In Berlin hat ein neuer Preis für Popmusik Premiere gefeiert: Am Freitag wurden zum ersten Mal die International Music Awards verliehen. Preisträger der ersten Ausgabe waren unter anderem die Deutsch-Rocker von Rammstein. Den "Hero"-Award für das Lebenswerk bekam Sting. Der Ex-Frontmann von "The Police" erhielt die Auszeichnung aus den Händen von Udo Lindenberg. Lindenberg selber bekam den "Courage"-Award.

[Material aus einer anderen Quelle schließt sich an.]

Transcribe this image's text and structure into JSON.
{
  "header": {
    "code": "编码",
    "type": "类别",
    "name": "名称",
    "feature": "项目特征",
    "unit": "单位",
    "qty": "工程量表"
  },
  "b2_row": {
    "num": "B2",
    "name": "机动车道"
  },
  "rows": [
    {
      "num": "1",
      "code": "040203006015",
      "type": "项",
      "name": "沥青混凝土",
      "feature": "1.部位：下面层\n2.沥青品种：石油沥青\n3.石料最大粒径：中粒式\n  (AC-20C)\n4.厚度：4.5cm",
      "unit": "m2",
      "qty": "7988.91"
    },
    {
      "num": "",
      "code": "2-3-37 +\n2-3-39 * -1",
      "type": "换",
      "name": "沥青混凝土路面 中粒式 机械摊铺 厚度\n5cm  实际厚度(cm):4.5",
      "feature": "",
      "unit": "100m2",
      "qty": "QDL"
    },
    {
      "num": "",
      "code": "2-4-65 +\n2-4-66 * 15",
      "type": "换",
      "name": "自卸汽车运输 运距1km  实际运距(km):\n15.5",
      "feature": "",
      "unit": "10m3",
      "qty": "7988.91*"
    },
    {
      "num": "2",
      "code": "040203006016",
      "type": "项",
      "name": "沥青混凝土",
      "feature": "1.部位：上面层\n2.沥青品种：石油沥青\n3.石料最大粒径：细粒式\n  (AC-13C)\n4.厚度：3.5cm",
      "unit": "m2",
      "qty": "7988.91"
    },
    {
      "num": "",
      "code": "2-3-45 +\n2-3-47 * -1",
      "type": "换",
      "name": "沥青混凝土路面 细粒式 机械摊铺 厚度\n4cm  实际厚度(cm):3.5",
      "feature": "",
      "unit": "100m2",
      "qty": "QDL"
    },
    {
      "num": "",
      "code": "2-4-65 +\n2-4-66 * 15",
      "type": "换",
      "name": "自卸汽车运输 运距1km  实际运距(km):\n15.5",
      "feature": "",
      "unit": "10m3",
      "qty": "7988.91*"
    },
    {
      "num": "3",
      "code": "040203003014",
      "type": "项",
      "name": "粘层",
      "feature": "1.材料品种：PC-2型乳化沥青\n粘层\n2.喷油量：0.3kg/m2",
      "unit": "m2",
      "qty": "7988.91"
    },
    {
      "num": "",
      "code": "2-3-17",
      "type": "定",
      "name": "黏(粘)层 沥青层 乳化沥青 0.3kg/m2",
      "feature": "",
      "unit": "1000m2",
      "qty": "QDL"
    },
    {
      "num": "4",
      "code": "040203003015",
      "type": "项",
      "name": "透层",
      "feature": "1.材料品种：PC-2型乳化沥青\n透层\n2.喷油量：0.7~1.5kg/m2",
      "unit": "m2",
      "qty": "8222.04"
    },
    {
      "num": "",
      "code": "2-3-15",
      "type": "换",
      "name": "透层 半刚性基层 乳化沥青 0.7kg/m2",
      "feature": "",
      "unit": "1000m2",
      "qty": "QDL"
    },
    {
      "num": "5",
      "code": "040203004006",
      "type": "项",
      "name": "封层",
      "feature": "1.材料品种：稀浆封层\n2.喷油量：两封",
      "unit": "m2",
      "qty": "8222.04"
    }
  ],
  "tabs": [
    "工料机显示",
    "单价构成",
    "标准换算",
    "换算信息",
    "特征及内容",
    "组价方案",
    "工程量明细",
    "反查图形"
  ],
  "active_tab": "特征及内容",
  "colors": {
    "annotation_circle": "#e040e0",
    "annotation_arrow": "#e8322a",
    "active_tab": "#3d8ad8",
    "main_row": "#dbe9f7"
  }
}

Musikkritiker Christoph Möller fand den Beginn der Show "bombastisch". Man habe gemerkt, dass in dieser Show ziemlich viel Geld stecke. Auch Moderator Billy Porter sei am Anfang stark und witzig gewesen - dann aber schwächer geworden. Im Gegensatz zum eingestellten Pop-Preis "Echo" werden die Preisträger der International Music Awards nicht nach Verkaufszahlen ermittelt, sondern von einer Jury verliehen.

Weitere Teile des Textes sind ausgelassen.